Entre ecos e desvios: o que foi (e o que não foi) o varguismo

O argumento central de Gentile recusa simplificações. Para ele, o Estado Novo combinou traços autoritários e referências corporativas inspiradas na Itália, mas não se enquadra como fascismo stricto sensu:

“No caso brasileiro, é um regime autoritário do Estado Novo, mas não é um regime fascista.”

A distinção, explica, se observa na própria engenharia política: ausência de partido único, a mediação de forças regionais e uma industrialização ainda incipiente — fatores que moldaram a apropriação “à brasileira” do ideário corporativo. Essa mediação também atravessou a Constituinte de 1933-34, quando o pacto varguista enfrentou resistências de empresários liberais paulistas e juristas de São Paulo, ao lado de correntes católicas e socialistas: um laboratório de conciliações e conflitos que marcaria toda a Era Vargas.

Ditador, populista ou ambos? A construção do “pai dos trabalhadores”

Gentile sustenta que a imagem de Vargas oscila entre a figura do ditador do Estado Novo e a do líder populista que se aproximou da classe trabalhadora, sobretudo no final dos anos 1930 e início dos 1940. Foi também estratégia geopolítica: ao final da Segunda Guerra, Vargas alinha-se aos Estados Unidos e prepara a transição. A propaganda — como o programa radiofônico “Trabalhadores do Brasil”, sob o ministro Alexandre Marcondes Filho — ajudou a forjar a narrativa do “pai do povo”:

“Ele cria a própria imagem, a imagem de um Vargas pai do povo brasileiro.”

O paradoxo trabalhista: instituições de origem autoritária que protegem direitos

Um dos capítulos mais instigantes do livro é o paradoxo das instituições trabalhistas. Nascidas num regime autoritário, elas atravessaram redemocratizações e permanecem estruturantes. Gentile destaca a Justiça do Trabalho e seu histórico de decisões favoráveis ao assalariado:

“Os processos trabalhistas, na maioria dos casos, sempre deram certo para o trabalhador.”

Ao mesmo tempo, reconhece elementos anacrônicos oriundos da arquitetura corporativa — como a unicidade sindical — e comenta idas e vindas na contribuição sindical.

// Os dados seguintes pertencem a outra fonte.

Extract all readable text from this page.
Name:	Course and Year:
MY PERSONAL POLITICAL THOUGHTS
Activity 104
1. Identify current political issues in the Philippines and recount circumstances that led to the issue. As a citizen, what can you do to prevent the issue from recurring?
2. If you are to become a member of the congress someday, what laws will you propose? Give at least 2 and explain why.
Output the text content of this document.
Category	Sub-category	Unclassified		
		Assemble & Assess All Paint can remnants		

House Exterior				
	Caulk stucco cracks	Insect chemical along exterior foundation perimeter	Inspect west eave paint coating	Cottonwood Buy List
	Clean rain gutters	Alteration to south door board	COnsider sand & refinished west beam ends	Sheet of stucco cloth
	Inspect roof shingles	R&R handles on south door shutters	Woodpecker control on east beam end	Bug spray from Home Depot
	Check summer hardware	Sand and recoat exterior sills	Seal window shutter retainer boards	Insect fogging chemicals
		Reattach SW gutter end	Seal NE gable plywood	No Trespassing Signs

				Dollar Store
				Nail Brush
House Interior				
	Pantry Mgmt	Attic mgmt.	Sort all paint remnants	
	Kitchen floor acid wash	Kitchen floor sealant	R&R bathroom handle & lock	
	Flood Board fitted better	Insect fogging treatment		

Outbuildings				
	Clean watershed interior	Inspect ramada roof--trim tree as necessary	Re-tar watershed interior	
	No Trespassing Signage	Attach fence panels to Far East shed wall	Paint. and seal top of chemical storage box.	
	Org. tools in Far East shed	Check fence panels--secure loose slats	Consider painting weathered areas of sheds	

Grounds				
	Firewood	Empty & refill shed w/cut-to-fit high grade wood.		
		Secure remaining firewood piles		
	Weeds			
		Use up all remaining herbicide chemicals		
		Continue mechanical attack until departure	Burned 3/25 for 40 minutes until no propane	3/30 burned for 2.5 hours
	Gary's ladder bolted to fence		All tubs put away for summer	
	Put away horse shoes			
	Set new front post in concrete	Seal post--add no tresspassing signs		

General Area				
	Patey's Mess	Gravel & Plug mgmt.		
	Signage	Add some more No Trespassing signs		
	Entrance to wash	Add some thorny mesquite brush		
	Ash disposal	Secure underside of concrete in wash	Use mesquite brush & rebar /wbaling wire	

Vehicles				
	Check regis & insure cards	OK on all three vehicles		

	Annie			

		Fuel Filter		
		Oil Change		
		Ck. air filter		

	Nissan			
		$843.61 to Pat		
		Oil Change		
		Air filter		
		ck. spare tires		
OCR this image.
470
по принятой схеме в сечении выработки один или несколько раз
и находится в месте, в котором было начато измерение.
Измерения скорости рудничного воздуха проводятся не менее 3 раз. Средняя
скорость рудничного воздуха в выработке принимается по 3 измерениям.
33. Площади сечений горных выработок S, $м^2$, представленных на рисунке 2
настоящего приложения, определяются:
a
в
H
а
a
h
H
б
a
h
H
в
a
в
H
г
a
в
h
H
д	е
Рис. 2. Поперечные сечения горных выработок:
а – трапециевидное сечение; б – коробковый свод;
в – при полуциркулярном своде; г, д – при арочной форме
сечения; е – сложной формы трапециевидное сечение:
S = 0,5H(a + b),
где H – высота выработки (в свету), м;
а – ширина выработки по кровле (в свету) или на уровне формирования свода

O conjunto revela o coração do dilema brasileiro:

“É uma tensão entre um modelo de Estado autoritário centralizador e o liberalismo — uma tensão que marca a própria história do Brasil contemporâneo.”

A transição de 1945 e o retorno pelas urnas

A reportagem também recupera a leitura do autor sobre a transição de 1945-1950: com os militares à frente do processo, Vargas recolhe-se, observa a cena e retorna eleito em 1950, impulsionado pelo “queremismo” urbano e pelo apoio de classes trabalhadoras (inclusive um apoio anti-imperialista do PCB à sua candidatura). O conflito com setores das Forças Armadas — alguns abertamente simpáticos ao fascismo nos anos 1930 — volta à superfície e desemboca na crise que antecede o suicídio de 1954.

Por que reler a Era Vargas agora

Gentile defende que revisitar a Era Vargas ajuda a entender a persistência institucional e os paradoxos políticos do Brasil de hoje: o Estado social continua a ser disputado entre impulsos autoritários e pressões liberalizantes, enquanto direitos trabalhistas e mediações sindicais seguem em reconfiguração. O livro, diz, combina bibliografia, documentos e periódicos da época — entre eles a Revista do Trabalho — para recompor uma história complexa, conflitiva e ainda viva.